In its blog, Meta said, “SeamlessM4T represents a significant breakthrough in the field of speech-to-speech and speech-to-text by addressing the challenges of limited language coverage and a reliance on separate systems, which divide the task of speech-to-speech translation into multiple stages across subsystems.”
“These systems can leverage large amounts of data and generally perform well for only one modality. Our challenge was to create a unified multilingual model that could do it all.”
Seamless4T capabilities
- The single model provides on-demand translations that enable people who speak different languages to communicate more effectively.
- SeamlessM4T implicitly recognises the source languages, without the need for a separate language identification model.

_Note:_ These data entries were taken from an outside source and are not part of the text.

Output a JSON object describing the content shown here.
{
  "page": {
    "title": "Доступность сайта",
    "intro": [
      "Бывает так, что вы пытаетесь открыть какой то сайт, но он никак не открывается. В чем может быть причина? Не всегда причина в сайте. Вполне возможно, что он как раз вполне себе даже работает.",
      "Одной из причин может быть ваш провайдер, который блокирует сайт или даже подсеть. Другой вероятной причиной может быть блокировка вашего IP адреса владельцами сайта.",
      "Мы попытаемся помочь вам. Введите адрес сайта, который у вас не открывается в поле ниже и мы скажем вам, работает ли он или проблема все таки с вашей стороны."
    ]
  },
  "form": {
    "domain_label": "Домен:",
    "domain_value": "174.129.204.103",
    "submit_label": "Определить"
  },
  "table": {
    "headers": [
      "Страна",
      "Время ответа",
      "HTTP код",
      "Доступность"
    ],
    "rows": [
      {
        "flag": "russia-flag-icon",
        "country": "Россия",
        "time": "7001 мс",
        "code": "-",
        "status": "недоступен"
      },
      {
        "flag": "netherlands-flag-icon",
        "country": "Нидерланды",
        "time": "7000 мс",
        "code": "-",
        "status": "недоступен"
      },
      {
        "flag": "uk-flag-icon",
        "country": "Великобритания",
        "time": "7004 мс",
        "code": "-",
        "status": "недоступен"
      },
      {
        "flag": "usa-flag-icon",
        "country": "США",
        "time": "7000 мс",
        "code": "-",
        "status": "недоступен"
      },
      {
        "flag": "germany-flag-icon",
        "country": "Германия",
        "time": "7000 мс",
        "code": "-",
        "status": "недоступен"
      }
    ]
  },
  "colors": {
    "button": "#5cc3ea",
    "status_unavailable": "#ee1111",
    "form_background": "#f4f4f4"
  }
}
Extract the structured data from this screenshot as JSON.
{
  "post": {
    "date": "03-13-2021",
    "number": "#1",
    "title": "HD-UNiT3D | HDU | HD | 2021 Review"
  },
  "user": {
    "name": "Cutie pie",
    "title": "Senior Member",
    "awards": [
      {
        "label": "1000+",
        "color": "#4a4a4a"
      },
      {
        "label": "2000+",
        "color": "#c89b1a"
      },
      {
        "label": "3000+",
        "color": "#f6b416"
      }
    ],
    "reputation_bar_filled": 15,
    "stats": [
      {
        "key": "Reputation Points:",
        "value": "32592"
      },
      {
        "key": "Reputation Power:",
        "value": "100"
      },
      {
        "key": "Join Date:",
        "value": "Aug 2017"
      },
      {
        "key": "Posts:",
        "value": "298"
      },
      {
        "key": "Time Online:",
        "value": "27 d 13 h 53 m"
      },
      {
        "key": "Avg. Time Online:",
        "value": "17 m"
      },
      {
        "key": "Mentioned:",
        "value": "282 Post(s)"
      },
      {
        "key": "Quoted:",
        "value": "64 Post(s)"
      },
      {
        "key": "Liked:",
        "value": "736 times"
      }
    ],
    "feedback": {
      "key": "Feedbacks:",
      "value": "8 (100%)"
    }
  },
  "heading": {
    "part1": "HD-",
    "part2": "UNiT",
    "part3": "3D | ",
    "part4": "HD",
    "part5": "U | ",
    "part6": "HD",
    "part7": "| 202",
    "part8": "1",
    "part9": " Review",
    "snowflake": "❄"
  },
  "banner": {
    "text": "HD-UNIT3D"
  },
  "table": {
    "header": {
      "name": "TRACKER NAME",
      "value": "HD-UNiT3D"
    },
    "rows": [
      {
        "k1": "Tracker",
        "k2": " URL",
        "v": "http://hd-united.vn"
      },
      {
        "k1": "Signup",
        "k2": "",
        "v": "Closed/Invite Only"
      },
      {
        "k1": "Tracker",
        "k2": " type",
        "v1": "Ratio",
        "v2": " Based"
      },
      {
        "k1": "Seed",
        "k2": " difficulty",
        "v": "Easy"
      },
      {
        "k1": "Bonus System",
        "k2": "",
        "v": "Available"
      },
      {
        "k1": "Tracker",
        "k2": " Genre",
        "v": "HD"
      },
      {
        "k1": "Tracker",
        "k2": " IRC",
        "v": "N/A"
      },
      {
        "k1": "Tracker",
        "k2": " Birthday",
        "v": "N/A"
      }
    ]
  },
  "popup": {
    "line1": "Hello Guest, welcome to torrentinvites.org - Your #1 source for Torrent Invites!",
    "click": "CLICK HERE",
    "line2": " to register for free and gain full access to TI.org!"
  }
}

- Significantly improve performance for the low and mid-resource languages. These are languages that have smaller digital linguistic footprints.
- Maintain strong performance on high-resource languages, such as English, Spanish, and German.
This work builds on advancements Meta and others have made over the years in the quest to create a universal translator.
SeamlessM4T draws on findings from all of Meta’s earlier language-model projects to enable a multilingual and multimodal translation experience stemming from a single model, built across a wide range of spoken data sources and with state-of-the-art results.